Auf Karlow war bei der Eröffnung einer Kunstausstellung in der türkischen Hauptstadt geschossen worden. Der Angreifer verletzte auch mehrere weitere Menschen und wurde schließlich laut Medienberichten von Sicherheitskräften "neutralisiert". Es blieb zunächst unklar, ob der Attentäter getötet oder gefasst wurde. Auf Bildern ist der mutmaßliche Attentäter zu sehen, wie er offensichtlich angeschossen auf dem Boden der Galerie liegt.

Andrej Karlow, Botschafter in der Türkei

Der verstorbene, russische Botschafter in der Türkei, Andrej Karlow

Auf Bildern und einem Video, die unter anderem in türkischen Medien veröffentlicht wurden, ist ein Mann in schwarzem Anzug zu sehen, der eine Pistole in der Hand hält und neben dem zusammengesackten Botschafter steht. Der mutmaßliche Täter ruft "Vergesst Aleppo nicht, vergesst Syrien nicht". Außerdem: "Allahu Akbar", also Gott ist groß.

Bild des mutmaßlichen Täters auf dem Twitter-Account der BBC:

Am Ende von Karlows Rede fielen die Schüsse

Die russische Nachrichtenagentur Tass meldet unter Berufung auf Augenzeugen, dass der bewaffnete Mann Zugang zur Galerie mit Hilfe eines Polizeiausweises bekommen habe. Dort sollte die Ausstellung "Russland, wie es von den Türken gesehen wird" eröffnet werden. Die Vernissage fand im Cagdas Sanatlar Merkezi, einer wichtigen Ausstellungshalle im Cankaya-Viertel statt, in dem die russische sowie viele andere Botschaften liegen. Der Attentäter habe auf den 62-jährigen Diplomaten geschossen, als dieser seine Ansprache beendet habe. Karlow wurde in ein Krankenhaus gebracht, wo er starb. 

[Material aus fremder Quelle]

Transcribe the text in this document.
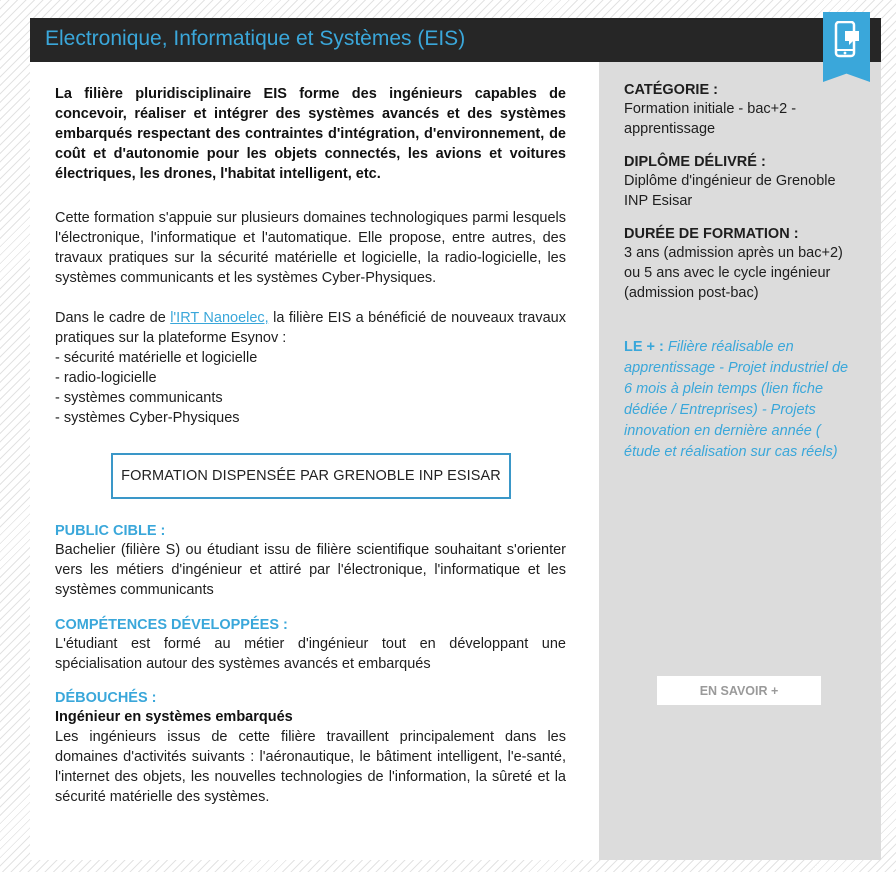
Electronique, Informatique et Systèmes (EIS)

La filière pluridisciplinaire EIS forme des ingénieurs capables de concevoir, réaliser et intégrer des systèmes avancés et des systèmes embarqués respectant des contraintes d'intégration, d'environnement, de coût et d'autonomie pour les objets connectés, les avions et voitures électriques, les drones, l'habitat intelligent, etc.

Cette formation s'appuie sur plusieurs domaines technologiques parmi lesquels l'électronique, l'informatique et l'automatique. Elle propose, entre autres, des travaux pratiques sur la sécurité matérielle et logicielle, la radio-logicielle, les systèmes communicants et les systèmes Cyber-Physiques.

Dans le cadre de l'IRT Nanoelec, la filière EIS a bénéficié de nouveaux travaux pratiques sur la plateforme Esynov :

- sécurité matérielle et logicielle
- radio-logicielle
- systèmes communicants
- systèmes Cyber-Physiques
FORMATION DISPENSÉE PAR GRENOBLE INP ESISAR

PUBLIC CIBLE :

Bachelier (filière S) ou étudiant issu de filière scientifique souhaitant s'orienter vers les métiers d'ingénieur et attiré par l'électronique, l'informatique et les systèmes communicants

COMPÉTENCES DÉVELOPPÉES :

L'étudiant est formé au métier d'ingénieur tout en développant une spécialisation autour des systèmes avancés et embarqués

DÉBOUCHÉS :

Ingénieur en systèmes embarqués

Les ingénieurs issus de cette filière travaillent principalement dans les domaines d'activités suivants : l'aéronautique, le bâtiment intelligent, l'e-santé, l'internet des objets, les nouvelles technologies de l'information, la sûreté et la sécurité matérielle des systèmes.

CATÉGORIE :

Formation initiale - bac+2 - apprentissage

DIPLÔME DÉLIVRÉ :

Diplôme d'ingénieur de Grenoble INP Esisar

DURÉE DE FORMATION :

3 ans (admission après un bac+2) ou 5 ans avec le cycle ingénieur (admission post-bac)

LE + : Filière réalisable en apprentissage - Projet industriel de 6 mois à plein temps (lien fiche dédiée / Entreprises) - Projets innovation en dernière année ( étude et réalisation sur cas réels)

EN SAVOIR +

In den vergangenen Tagen hatte es in der Türkei wiederholt Proteste vor den Botschaften des Iran und Russlands wegen deren Unterstützung für die Offensive der syrischen Regierungstruppen gegen die Rebellen im syrischen Aleppo gegeben. In der türkischen Bevölkerung ist die Empörung groß über das Vorgehen des syrischen Machthabers Baschar al Assad in der nordsyrischen Großstadt. Die Stadt wurde inzwischen von der syrischen Armee fast vollständig von den Rebellen zurückerobert. Am Dienstag wollen die Außenminister Russlands, der Türkei und des Irans das Thema in Moskau besprechen.

USA und Großbritannien verurteilen Attentat

Das Verhältnis Moskaus und Ankaras hatte sich nach einer mehrmonatigen Eiszeit zuletzt verbessert. Beide Länder vermittelten in der vergangenen Woche ein Abkommen zum Abzug der verbliebenen Rebellenkämpfer und Zivilisten aus dem Osten Aleppos.

In einer ersten Reaktion verurteilten Vertreter der USA, Großbritanniens, Frankreichs und der EU das Attentat auf den russischen Diplomaten.